The Senate version would require that “more than half” of the bill’s bilateral assistance be used for treatment and care services, a provision added at the request of Sen. Tom Coburn (R-OK). Unlike the House-passed bill, the Senate version does not address family planning; the House measure would permit PEPFAR funds to be used for HIV testing and education in family planning clinics.
Like the House bill, the measure would continue the ten percent set-aside for orphans and vulnerable children included in the original authorization, strengthen mother-to-child transmission prevention and treatment, and authorize microbicide research and development at the National Institutes of Health, the Centers for Disease Control and Prevention, and the United States Agency for International Development, in recognition of the “need and urgency to expand the range of interventions for preventing the transmission of…(HIV), including nonvaccine prevention methods that can be controlled by women.” As in the House version, the Senate bill would remove the requirement that one-third of all funds spent on prevention go to abstinence-until-marriage programs.

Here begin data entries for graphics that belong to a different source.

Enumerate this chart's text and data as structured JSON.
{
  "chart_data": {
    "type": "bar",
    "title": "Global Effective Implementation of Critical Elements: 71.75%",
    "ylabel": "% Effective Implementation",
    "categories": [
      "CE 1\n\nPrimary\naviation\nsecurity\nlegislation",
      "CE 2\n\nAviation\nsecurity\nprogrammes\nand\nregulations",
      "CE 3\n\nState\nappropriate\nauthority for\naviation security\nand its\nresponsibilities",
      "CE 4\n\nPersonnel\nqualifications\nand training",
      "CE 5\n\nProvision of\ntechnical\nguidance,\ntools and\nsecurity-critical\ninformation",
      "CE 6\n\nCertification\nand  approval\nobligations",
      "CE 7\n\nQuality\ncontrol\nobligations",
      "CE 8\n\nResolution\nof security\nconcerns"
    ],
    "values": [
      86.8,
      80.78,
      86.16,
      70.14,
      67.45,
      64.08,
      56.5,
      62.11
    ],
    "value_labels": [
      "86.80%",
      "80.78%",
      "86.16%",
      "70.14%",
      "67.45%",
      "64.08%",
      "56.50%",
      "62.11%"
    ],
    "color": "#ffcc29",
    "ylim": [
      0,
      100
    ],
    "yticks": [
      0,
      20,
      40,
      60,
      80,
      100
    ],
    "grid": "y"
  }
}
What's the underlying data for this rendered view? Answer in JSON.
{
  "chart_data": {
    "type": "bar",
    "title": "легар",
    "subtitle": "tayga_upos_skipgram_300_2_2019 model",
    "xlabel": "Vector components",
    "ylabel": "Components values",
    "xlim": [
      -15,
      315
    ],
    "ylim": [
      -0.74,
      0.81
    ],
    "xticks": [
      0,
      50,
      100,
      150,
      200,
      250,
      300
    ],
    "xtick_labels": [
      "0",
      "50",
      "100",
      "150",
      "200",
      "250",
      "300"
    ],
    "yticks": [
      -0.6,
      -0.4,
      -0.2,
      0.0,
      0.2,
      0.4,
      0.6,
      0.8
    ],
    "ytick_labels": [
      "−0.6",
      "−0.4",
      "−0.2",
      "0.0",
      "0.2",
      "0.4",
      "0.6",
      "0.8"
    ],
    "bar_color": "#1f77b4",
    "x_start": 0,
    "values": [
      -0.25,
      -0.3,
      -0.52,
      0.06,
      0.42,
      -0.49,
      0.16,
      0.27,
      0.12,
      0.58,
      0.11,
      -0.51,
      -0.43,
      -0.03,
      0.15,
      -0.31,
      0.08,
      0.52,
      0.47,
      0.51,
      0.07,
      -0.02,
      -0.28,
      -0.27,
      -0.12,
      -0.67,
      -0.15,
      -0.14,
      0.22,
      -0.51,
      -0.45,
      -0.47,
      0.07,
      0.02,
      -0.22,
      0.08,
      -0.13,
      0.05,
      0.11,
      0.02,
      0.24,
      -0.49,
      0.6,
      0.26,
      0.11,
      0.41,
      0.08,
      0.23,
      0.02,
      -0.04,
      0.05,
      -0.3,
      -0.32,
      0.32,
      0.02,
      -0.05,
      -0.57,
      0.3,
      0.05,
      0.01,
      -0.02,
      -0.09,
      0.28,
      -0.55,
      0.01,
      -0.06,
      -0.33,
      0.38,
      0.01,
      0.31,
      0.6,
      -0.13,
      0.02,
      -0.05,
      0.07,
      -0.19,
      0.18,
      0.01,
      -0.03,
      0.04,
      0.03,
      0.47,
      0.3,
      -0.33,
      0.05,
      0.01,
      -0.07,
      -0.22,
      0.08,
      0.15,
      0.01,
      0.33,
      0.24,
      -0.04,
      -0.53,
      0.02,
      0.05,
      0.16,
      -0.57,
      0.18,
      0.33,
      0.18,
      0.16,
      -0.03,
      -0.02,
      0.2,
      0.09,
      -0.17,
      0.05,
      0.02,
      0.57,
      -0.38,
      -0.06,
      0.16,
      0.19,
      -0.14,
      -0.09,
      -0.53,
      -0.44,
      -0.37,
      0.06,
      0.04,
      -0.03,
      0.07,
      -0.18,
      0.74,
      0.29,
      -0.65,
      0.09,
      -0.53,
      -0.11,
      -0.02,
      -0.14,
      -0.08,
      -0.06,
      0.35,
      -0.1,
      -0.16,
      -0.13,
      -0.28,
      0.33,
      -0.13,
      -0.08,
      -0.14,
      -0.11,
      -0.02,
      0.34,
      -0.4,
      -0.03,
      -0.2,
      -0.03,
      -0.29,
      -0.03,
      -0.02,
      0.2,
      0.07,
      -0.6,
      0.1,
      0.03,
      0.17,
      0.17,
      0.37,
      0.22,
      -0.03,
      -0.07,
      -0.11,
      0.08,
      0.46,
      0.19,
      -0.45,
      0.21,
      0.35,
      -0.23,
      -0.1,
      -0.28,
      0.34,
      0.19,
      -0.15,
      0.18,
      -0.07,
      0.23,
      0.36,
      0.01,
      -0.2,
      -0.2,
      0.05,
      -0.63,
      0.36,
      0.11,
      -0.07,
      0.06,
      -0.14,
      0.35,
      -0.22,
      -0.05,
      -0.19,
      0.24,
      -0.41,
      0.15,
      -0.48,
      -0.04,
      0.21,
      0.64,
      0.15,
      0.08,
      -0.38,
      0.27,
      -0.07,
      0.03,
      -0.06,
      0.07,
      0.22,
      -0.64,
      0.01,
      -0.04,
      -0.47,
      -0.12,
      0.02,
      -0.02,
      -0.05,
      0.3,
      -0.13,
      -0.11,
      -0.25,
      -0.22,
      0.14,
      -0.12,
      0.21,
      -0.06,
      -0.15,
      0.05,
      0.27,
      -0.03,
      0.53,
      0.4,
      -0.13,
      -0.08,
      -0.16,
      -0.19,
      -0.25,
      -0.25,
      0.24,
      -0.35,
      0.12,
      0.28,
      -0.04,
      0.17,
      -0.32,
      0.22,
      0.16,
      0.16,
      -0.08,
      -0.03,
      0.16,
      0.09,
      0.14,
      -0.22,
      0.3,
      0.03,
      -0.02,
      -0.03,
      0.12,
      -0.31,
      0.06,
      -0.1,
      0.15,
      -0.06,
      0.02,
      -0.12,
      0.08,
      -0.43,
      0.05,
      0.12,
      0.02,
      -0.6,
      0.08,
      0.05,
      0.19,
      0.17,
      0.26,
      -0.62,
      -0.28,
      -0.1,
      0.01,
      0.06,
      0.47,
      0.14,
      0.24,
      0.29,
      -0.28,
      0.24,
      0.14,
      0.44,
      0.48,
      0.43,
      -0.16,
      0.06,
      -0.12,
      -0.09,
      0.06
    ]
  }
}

However, if a country’s HIV prevention plan dedicates less than 50 percent of funds for “activities promoting abstinence, delay of sexual debut, monogamy, fidelity, and partner reduction,” the bill would require the U.S. Global AIDS Coordinator to report to Congress “on the justification for this decision.” Both versions also would maintain the requirement that no funds “may be used to provide assistance to any group or organization that does not have a policy explicitly opposing prostitution and sex trafficking.”
Among the amendments considered, the Senate adopted, by voice vote:
Sen. Richard Lugar (R-IN), who cosponsored the bill with Sen. Biden, stated, “PEPFAR has provided treatment to an estimated 1.4 million men, women, and children infected with HIV/AIDS in Africa and elsewhere. Before the program began, only 50,000 people in all of sub-Saharan Africa were receiving life-saving, anti-retroviral drugs. Reauthorization of PEPFAR enables us to build upon these successes, save lives on a massive scale, and preserve the fabric of numerous fragile societies. We should understand that our investments in disease prevention programs have yielded enormous foreign policy benefits during the last five years. PEPFAR has helped to prevent instability and societal collapse in a number of at-risk countries; it has stimulated contributions from other wealthy nations to fight AIDS; it has facilitated deep partnerships with a new generation of African leaders; and it has improved attitudes toward the United States in Africa and other regions.”